Unsteady aerodynamic model for rotating wings

Abstract

Multifunctional structures can perform tasks additional to their primary functions. Based on the concept of vibration-based energy harvesting a structure can perform the additional function of providing electrical energy by converting vibrations to electricity. Transduction mechanisms of some smart materials can be used for converting vibrations to electricity. The additional energy source is particularly useful for remotely operated systems with limited energy source. Small electronic components, as sensor networks used in structural health monitoring applications, could be powered with the energy harvested from ambient vibrations. The piezo-aero-elastic modeling and analysis of a plate-like wing with embedded piezoceramics has been presented by this research group. The coupled model is obtained from the combination an electromechanically coupled finite element (FE) model with an unsteady aerodynamic model. The investigation of the electrical power generated is performed for a wide range of airflow speeds. The piezo-aero-elastic modeling and analysis of a rotating generator wing is a useful investigation. The energy harvested from the rotating wing could power SHM systems installed in helicopters or wind turbines blades.

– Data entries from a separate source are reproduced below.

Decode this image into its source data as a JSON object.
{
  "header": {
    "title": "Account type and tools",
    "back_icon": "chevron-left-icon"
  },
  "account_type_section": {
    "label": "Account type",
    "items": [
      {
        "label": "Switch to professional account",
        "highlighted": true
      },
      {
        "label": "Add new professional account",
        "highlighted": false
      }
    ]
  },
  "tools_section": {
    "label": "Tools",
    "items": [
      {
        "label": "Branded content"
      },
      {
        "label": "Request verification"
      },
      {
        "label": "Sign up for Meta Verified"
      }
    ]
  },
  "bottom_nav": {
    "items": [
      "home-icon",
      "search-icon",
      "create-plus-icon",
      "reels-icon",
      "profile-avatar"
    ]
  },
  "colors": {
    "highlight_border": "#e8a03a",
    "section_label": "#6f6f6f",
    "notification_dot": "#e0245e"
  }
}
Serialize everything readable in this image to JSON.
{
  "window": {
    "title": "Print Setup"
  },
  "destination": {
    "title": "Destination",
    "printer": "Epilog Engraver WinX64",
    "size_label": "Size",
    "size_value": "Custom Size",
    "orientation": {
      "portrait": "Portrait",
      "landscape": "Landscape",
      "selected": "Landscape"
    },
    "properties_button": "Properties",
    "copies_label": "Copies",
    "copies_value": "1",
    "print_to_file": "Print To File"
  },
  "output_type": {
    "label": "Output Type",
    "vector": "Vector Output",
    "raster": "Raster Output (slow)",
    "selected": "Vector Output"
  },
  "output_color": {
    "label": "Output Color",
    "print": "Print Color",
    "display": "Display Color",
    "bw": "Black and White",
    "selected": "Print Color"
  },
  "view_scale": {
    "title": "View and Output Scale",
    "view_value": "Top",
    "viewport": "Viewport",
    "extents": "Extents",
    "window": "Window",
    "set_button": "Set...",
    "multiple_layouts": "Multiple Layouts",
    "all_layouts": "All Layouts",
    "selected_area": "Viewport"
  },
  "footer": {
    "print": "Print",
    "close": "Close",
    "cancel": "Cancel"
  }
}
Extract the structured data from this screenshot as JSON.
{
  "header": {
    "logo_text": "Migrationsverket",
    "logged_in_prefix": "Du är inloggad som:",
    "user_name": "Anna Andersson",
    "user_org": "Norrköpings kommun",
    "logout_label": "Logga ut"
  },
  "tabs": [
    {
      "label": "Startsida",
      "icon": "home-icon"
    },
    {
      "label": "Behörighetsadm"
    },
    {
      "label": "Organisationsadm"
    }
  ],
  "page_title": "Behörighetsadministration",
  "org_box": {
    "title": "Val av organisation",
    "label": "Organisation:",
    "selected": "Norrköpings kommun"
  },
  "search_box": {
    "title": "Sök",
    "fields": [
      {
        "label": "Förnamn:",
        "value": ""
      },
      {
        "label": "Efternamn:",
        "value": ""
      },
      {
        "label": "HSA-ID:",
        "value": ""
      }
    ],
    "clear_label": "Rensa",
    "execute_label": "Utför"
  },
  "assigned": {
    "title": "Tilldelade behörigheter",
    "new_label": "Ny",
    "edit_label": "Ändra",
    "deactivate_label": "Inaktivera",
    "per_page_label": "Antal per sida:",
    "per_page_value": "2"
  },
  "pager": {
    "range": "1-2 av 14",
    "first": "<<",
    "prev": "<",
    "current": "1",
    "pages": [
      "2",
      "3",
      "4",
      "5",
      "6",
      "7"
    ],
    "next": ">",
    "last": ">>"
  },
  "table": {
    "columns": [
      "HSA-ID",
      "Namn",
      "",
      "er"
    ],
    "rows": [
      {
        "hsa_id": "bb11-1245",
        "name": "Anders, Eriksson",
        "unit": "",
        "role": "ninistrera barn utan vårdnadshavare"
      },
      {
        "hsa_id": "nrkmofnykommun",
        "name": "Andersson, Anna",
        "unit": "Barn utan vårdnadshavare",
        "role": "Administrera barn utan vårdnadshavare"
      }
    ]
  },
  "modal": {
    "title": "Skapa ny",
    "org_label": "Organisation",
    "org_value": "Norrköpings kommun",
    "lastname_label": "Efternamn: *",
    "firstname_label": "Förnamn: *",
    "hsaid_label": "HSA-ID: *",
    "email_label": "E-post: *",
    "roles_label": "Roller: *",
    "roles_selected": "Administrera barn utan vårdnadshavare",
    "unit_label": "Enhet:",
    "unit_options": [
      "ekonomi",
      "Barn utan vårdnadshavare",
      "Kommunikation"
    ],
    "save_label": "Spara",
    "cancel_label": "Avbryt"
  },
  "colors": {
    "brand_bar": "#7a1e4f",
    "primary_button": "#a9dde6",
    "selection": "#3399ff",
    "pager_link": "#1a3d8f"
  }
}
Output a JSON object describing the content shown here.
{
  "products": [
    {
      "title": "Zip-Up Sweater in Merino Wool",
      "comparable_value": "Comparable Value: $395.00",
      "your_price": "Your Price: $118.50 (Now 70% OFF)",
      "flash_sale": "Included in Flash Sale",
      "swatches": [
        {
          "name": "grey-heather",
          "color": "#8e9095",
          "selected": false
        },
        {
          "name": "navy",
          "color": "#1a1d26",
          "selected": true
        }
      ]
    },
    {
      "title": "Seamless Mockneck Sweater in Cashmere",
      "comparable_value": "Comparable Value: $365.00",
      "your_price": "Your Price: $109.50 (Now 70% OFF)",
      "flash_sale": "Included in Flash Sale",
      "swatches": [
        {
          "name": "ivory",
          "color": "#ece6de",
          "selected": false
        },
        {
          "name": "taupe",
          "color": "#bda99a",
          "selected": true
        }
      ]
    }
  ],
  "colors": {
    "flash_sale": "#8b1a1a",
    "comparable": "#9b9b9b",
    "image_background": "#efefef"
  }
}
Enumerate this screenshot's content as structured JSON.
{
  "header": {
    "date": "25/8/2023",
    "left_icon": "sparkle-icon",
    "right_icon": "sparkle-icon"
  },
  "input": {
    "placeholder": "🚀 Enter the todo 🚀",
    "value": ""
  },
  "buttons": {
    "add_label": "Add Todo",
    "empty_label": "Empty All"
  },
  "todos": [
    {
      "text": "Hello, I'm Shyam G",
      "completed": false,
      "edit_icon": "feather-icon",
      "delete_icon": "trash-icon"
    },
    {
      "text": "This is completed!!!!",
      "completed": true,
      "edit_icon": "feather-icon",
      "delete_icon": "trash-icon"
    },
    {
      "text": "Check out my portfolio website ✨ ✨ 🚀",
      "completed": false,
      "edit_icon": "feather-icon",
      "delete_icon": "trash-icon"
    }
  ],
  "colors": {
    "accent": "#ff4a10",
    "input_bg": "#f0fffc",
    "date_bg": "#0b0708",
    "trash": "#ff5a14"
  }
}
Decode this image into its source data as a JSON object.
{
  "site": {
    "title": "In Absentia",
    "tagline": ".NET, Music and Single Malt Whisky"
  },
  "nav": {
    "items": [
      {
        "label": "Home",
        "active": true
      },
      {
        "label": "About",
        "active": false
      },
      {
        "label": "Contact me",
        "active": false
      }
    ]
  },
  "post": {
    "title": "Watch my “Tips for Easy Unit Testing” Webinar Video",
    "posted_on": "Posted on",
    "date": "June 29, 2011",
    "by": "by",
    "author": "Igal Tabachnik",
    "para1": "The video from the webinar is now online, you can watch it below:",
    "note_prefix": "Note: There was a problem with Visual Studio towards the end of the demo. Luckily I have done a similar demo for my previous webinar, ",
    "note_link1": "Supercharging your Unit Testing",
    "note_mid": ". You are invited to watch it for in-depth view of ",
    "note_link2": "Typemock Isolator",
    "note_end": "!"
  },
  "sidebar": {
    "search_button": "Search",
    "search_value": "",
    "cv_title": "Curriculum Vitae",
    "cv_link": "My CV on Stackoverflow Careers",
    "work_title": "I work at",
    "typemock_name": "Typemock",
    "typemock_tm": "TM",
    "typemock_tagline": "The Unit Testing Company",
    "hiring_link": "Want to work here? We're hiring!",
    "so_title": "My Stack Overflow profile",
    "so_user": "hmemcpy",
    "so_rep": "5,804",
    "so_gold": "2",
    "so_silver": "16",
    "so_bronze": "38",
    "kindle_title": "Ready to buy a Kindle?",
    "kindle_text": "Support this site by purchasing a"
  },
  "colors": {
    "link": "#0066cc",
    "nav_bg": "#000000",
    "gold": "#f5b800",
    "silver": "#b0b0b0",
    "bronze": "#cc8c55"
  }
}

This way these aeroelastic systems could be safer and the overall operational costs reduced as maintenances periods would be precisely defined. The main goal in this proposal is to modify an unsteady aerodynamic panel model (vortex lattice model) originally derived for fixed wings into an unsteady aerodynamic model for rotating wings. In the future the combination of the aerodynamic model for rotating wings and a non-linear electromechanically coupled structural model will result a piezo-aero-elastic model for energy harvesting of rotating generator blades.